As if they had been sent out like two messages in a single bottle, a pair of photographs arrived tonight.
They show an intersection of Brooklyn; a cross of quiet streets hushed by snow.
The first was taken in the day. The cross of street and square of four corners shows the calm commotion of city life in the peripheries. Walkers in pairs, cars moving. You can hear the image, hear the ways tires on snow beautifully murmur. On the corner an awning promises business and something sustaining the busyness. If it had a caption that caption would contain the word "errands."

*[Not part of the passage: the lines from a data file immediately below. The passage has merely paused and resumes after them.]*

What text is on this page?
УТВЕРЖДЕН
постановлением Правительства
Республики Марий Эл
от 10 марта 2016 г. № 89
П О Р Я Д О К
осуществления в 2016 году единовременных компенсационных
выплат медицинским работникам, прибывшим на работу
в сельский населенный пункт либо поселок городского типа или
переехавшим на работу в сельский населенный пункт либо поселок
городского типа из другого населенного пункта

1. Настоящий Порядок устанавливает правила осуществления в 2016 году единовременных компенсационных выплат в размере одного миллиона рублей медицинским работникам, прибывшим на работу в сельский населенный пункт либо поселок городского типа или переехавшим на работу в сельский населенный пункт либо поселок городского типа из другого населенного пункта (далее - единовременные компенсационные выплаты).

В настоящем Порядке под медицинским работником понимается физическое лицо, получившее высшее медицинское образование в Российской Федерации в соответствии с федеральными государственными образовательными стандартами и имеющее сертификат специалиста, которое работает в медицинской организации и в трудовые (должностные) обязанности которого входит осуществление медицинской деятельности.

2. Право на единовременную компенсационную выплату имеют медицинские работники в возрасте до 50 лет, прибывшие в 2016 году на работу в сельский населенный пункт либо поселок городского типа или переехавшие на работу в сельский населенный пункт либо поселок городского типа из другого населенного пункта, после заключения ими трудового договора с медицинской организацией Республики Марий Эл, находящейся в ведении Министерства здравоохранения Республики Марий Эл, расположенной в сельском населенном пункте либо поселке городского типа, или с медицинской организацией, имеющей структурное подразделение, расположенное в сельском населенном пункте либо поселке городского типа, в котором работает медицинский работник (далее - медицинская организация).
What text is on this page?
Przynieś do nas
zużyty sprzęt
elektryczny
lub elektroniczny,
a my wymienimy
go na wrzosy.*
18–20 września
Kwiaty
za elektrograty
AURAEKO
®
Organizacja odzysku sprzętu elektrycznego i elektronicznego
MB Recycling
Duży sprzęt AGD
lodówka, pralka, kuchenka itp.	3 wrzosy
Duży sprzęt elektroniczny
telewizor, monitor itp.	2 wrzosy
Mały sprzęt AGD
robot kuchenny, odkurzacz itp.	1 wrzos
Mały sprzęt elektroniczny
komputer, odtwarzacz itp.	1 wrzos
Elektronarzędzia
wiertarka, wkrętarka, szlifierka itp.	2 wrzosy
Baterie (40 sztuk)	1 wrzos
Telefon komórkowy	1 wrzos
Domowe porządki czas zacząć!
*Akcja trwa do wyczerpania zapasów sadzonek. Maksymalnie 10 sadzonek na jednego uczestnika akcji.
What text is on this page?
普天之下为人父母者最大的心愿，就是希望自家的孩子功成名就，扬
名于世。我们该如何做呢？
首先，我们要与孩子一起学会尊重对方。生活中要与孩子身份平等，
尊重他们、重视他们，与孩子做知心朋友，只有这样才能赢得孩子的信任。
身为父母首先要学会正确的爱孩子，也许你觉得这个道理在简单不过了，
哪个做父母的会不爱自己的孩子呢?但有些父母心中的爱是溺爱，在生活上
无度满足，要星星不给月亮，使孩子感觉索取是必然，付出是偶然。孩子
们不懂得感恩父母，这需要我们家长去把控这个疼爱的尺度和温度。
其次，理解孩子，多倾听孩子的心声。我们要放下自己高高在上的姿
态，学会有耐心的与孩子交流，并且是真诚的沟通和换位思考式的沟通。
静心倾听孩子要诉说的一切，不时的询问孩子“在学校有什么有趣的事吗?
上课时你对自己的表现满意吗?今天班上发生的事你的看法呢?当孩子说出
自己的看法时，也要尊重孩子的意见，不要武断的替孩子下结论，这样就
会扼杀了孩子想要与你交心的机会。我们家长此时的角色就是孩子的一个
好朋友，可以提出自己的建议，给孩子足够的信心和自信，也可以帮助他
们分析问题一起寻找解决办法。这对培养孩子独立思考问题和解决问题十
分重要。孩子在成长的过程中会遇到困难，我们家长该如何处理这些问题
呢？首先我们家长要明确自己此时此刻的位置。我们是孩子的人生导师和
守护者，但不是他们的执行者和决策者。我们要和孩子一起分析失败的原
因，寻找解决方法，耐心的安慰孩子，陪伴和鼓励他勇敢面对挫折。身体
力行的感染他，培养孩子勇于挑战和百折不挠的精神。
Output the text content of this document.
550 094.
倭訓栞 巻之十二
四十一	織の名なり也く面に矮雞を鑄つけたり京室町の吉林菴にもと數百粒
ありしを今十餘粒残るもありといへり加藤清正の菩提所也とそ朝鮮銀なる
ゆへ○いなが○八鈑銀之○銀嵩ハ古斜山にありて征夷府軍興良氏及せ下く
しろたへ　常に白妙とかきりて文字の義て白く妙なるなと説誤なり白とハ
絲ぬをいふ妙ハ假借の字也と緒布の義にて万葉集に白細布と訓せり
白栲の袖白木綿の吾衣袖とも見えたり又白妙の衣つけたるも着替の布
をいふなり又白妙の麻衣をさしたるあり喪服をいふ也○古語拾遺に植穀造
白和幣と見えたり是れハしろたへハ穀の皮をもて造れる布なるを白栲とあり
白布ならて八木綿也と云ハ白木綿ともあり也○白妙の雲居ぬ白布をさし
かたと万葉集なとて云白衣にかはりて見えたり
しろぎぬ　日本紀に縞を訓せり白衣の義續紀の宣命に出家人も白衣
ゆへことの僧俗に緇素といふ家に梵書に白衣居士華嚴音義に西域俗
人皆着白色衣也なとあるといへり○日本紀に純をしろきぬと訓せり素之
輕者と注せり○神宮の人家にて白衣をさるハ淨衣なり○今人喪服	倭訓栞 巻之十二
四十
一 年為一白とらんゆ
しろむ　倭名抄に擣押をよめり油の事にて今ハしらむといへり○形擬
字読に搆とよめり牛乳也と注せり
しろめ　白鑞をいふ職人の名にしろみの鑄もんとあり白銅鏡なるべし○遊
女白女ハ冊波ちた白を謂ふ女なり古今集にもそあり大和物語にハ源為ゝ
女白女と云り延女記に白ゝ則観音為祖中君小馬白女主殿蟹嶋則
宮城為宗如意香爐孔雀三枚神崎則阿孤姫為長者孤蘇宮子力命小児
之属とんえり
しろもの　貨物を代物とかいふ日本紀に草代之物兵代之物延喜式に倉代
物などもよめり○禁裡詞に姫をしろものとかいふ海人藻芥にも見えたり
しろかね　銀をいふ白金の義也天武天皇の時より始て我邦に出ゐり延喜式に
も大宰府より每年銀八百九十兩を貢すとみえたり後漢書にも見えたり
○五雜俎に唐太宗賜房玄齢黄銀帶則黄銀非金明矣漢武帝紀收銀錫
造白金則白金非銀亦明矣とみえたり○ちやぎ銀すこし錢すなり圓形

The other is a night scene of the same space. The snow seems replenished, but still slight over the city, casting the rough gauze of burning streetlight glow into the cloudy night, making earth and sky almost the same color. The awning on the corner shop is dark, emptied of meaning, as if it really is asleep.
There are some distinct footprints on one of the sidewalks. The neighborhood seems to have agreed on the need to turn in, though surely many peek out to see and feel the quiet, as the photographer did before claiming the moment with a click. Only one figure is visible below. Small and remote, a blur of movement becoming shadow that could so easily be missed; a woman, certainly, going home alone, maybe; maybe leaving the restaurant shift behind, or carrying the bar talk with her, the conversation living on in the cold close of a long day.
If the long season of February turned the words brittle and left too little of the mind able to see differently the familiar scenes buried by weather and blurred by numbing repetition, then it surely seemed March might follow just the same until April would become as cruel as promised. But then a glance at a stray cast off image from a city far off presents an image that makes the difference, marking, in its passage, the tomorrow, tomorrow, tomorrow of living in recognition, which in its petty pace, is all there is.